Convergence of series $\sum 1/n$ such that this decimal expression doesn't contain 5. [duplicate]
It is easy to argue that the Kempner series converges: $$ \sum\limits_{\substack{n \text{ s.t. 9 is}\\\text{ not a digit} \\\text{ of } n}} \frac{1}{n} < \infty$$
Let $E \subset \Bbb N_{>0}$ the subset of the positive integers such that $9$ is not a digit of the decimal expansion of $1/n$ (the decimal expansion is not allowed to have a trailing infinite sequence of "$9$"s. For instance $0.24999...$ is not allowed).
Here are the first numbers that don't belong to $E$ : $11,13,17,19,21,23,29,31,34,38,41,…$ (not known by the OEIS, by the way).
My question is:
Does the series $$ \sum\limits_{n \in E} \frac{1}{n} \tag 1$$ converge?
My attempt is :
Let $1/n = 0,a_1 a_2 \dots a_k \overline{b_1 b_2 \dots b_m}$ with $n \in E$. Since $1/n$ has no digit "9", we have at most $9^{k+m}$ possibilities for the $a_i$'s and $b_j$'s.
Moreover, $1/n ≥ 0,00...0\overline{00...01}≥1/10^{k+m}$. But then I can only bound my series $(1)$ from below, by some real number.
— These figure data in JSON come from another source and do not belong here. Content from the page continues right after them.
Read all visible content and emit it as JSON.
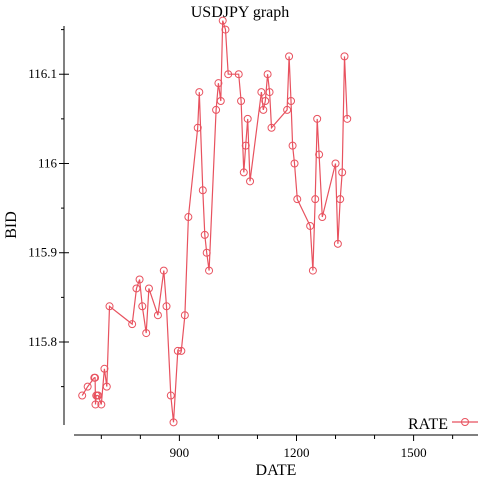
{
  "chart_data": {
    "type": "line",
    "title": "USDJPY graph",
    "xlabel": "DATE",
    "ylabel": "BID",
    "xlim": [
      630,
      1665
    ],
    "ylim": [
      115.707,
      116.163
    ],
    "x_ticks": [
      900,
      1200,
      1500
    ],
    "x_minor_ticks": [
      700,
      800,
      1000,
      1100,
      1300,
      1400,
      1600
    ],
    "y_ticks": [
      115.8,
      115.9,
      116,
      116.1
    ],
    "y_tick_labels": [
      "115.8",
      "115.9",
      "116",
      "116.1"
    ],
    "y_minor_ticks": [
      115.75,
      115.85,
      115.95,
      116.05,
      116.15
    ],
    "grid": false,
    "legend_position": "bottom-right",
    "colors": {
      "series": "#e8525f"
    },
    "series": [
      {
        "name": "RATE",
        "marker": "circle",
        "points": [
          [
            651,
            115.74
          ],
          [
            665,
            115.75
          ],
          [
            682,
            115.76
          ],
          [
            684,
            115.76
          ],
          [
            685,
            115.73
          ],
          [
            687,
            115.74
          ],
          [
            690,
            115.74
          ],
          [
            692,
            115.74
          ],
          [
            700,
            115.73
          ],
          [
            708,
            115.77
          ],
          [
            714,
            115.75
          ],
          [
            721,
            115.84
          ],
          [
            779,
            115.82
          ],
          [
            790,
            115.86
          ],
          [
            798,
            115.87
          ],
          [
            805,
            115.84
          ],
          [
            815,
            115.81
          ],
          [
            822,
            115.86
          ],
          [
            845,
            115.83
          ],
          [
            860,
            115.88
          ],
          [
            867,
            115.84
          ],
          [
            878,
            115.74
          ],
          [
            885,
            115.71
          ],
          [
            896,
            115.79
          ],
          [
            905,
            115.79
          ],
          [
            914,
            115.83
          ],
          [
            923,
            115.94
          ],
          [
            947,
            116.04
          ],
          [
            951,
            116.08
          ],
          [
            960,
            115.97
          ],
          [
            965,
            115.92
          ],
          [
            970,
            115.9
          ],
          [
            976,
            115.88
          ],
          [
            994,
            116.06
          ],
          [
            1000,
            116.09
          ],
          [
            1006,
            116.07
          ],
          [
            1011,
            116.16
          ],
          [
            1018,
            116.15
          ],
          [
            1025,
            116.1
          ],
          [
            1052,
            116.1
          ],
          [
            1058,
            116.07
          ],
          [
            1065,
            115.99
          ],
          [
            1070,
            116.02
          ],
          [
            1075,
            116.05
          ],
          [
            1081,
            115.98
          ],
          [
            1110,
            116.08
          ],
          [
            1115,
            116.06
          ],
          [
            1120,
            116.07
          ],
          [
            1126,
            116.1
          ],
          [
            1131,
            116.08
          ],
          [
            1136,
            116.04
          ],
          [
            1176,
            116.06
          ],
          [
            1181,
            116.12
          ],
          [
            1186,
            116.07
          ],
          [
            1190,
            116.02
          ],
          [
            1195,
            116.0
          ],
          [
            1202,
            115.96
          ],
          [
            1235,
            115.93
          ],
          [
            1242,
            115.88
          ],
          [
            1248,
            115.96
          ],
          [
            1253,
            116.05
          ],
          [
            1258,
            116.01
          ],
          [
            1266,
            115.94
          ],
          [
            1300,
            116.0
          ],
          [
            1306,
            115.91
          ],
          [
            1312,
            115.96
          ],
          [
            1317,
            115.99
          ],
          [
            1323,
            116.12
          ],
          [
            1330,
            116.05
          ]
        ]
      }
    ]
  }
}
So, this is not a clue for the divergence of the series.
Apparently, the numbers of the form $n=10k+1$ don't belong to $E$. Maybe we can find sufficiently many numbers that have $9$ in the decimal representation of their reciprocals, so that $(1)$ could converge...
Any comment will be appreciated !
Solution 1:
Consider the numbers whose reciprocals have exactly $n$ initial zeros after the decimal point. These are the numbers from $10^n+1$ to $10^{n+1}$, of which there are $9\cdot10^n$. Consider the next $n$ decimal digits of the reciprocals. By a count as for the Kempner series, there are $8\cdot9^{n-1}$ patterns of these digits that don't contain a $9$. Since smaller reciprocals are more densely spaced, the pattern exhibited by most reciprocals is the least possible pattern, a one followed by $n-1$ zeros. It is exhibited by at most $100$ reciprocals, since
$$ \frac1{10^{n+1}}=\frac{10^{n-1}}{10^{2n}} $$
and
$$ \frac1{10^{n+1}-10^2}=\frac1{10^{n+1}}\cdot\frac1{1-10^{1-n}}\gt\frac1{10^{n+1}}\left(1+10^{1-n}\right)=\frac{10^{n-1}+1}{10^{2n}}\;. $$
Thus, each of the $8\cdot9^{n-1}$ admissible patterns is exhibited by at most $100$ reciprocals and their sum is at most $100\cdot8\cdot9^{n-1}\cdot10^{-n}$. Summing over $n$ yields the bound
$$ \sum_{n=0}^\infty100\cdot8\cdot9^{n-1}\cdot10^{-n}=\frac{800}9\sum_{n=0}^\infty\left(\frac9{10}\right)^n=\frac{800}9\cdot\frac1{1-\frac9{10}}=\frac{8000}9\approx889 $$
for the series, which therefore converges.